Сергунок привстал на лавке на колени. Посерьезнев и как-то повзрослев лицом, но все еще полный робости, словно перед ним лежало нечто живое и трепетное, он первый раз в своей жизни приставил кончик ножа к горбатой спине каравая. Корка сперва пружинисто прогнулась, но тут же с легким хрустом охотно, переспело раздалась под ножом, и Сергунок, бегло взглянув на отца, так ли он делает, обеими руками надавил на рукоятку, так что проступили и побелели остренькие косточки на стиснутых кулаках. В ревностном старании высунув кончик языка, он кое-как, хотя и не совсем ровно, откромсал-таки третью часть ковриги и, оглядев всех, сосчитав едоков, старательно поделил краюху на пять частей. Выбрав самый большой серединный кусок и взглядывая то на отца с матерью, то на бабушку, не решаясь, кому вручить первому, он наконец робко протянул хлеб отцу.
– Это тебе пап.
– Сначала матери следовало б, – поправил его Касьян. – Учись сперва мать кормить.
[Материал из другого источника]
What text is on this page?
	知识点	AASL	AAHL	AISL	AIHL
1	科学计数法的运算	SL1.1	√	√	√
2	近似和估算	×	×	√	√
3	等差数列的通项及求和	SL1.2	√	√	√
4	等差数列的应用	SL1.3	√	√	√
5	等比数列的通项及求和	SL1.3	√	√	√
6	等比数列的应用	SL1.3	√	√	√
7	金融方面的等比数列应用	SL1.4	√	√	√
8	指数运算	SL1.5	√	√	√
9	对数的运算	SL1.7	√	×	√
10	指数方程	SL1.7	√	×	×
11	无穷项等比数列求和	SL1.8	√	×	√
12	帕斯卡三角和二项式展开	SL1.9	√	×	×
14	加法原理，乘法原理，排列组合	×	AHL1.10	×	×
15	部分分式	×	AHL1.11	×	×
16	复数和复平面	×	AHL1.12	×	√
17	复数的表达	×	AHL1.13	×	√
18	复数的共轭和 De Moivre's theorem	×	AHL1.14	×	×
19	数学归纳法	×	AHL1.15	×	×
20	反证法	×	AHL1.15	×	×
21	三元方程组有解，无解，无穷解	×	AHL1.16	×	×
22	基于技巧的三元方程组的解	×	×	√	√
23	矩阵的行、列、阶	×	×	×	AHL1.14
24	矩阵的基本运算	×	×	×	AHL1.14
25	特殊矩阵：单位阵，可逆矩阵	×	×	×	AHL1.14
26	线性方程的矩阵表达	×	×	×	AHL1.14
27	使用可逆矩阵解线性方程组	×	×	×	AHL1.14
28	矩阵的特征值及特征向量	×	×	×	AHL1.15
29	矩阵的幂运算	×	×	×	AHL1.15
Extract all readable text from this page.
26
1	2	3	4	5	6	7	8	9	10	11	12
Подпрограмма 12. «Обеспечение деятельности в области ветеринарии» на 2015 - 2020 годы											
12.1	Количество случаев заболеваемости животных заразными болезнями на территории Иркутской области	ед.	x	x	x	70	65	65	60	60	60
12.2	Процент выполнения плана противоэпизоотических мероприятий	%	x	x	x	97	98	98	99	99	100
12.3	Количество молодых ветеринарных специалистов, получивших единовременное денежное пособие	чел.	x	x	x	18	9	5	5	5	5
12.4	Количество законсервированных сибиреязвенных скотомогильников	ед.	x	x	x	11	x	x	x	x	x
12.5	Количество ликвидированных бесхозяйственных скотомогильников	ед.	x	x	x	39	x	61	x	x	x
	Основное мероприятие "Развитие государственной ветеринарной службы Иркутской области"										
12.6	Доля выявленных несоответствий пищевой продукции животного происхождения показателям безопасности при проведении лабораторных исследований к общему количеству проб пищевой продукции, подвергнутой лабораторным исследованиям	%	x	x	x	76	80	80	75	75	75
– Тогда уж первой бабушке, – сказала Натаха. – Бабушка пекла, ей за это и хлеб первый.
В разверстых глазах Сергунка отразилась недоуменная растерянность, но бабушка перевесила:
– Отцу, отцу отдай. Нам еще успеется, мы – дома.
– Ничего, – сказала Натаха, – всему научится. Давайте ешьте, а то лапша простынет. Нате-ка вам с Митей по куриной ножке. Ох, что ж это я! А про главное и забыла…
Оделив ребятишек, Натаха принесла из кухни бутылку и поставила ее перед Касьяном.
– Что ж это Никифор-то? – сказала она. – А то и выпить вот не с кем…
– Ох ты, осподи… – вздохнула бабушка и уставилась на лежавший перед ней ломоть хлеба, забылась над ним.
Натаха, взглянув на свекровь, тихо обмолвила:
– Ну да что теперь делать? И нам к нему не бежать. Оно и всегда: радость – вместе, беда – в одиночку… А ты, Кося, выпей. Авось умягчит маленько.
Между тем, пока обедали, а заодно и ужинали, подкрались сумерки. Долог был для всех нынче день, а и он прошел, и бабушка, внеся самовар, запалила лампу.
Сразу же после чая Митюнька забрался к бабушке на колени и, не доев пирога, прижимая его к щеке, обмяк в скором ребячьем сне. Перебрался, прикорнул к бабушкиному плечу и засмиревший, набегавшийся Сергунок, и та недвижно сидела, терпеливо оберегая сон своих внуков.
Еще перед обедом выпив полстакана водки, Касьян заткнул остальное и составил бутылку со стола. Пить больше некому было, а одному не хотелось, не любил он прикладываться в одиночку. Но и та малость как-то сразу нехорошо ударила в голову, заклубила прежнее, уже передуманное, переворошенное. Со вчерашнего Селиванова застолья он больше ничего не ел ни утром, ни днем, но и теперь, едва схлебнув малость горячего, отложил ложку и закурил.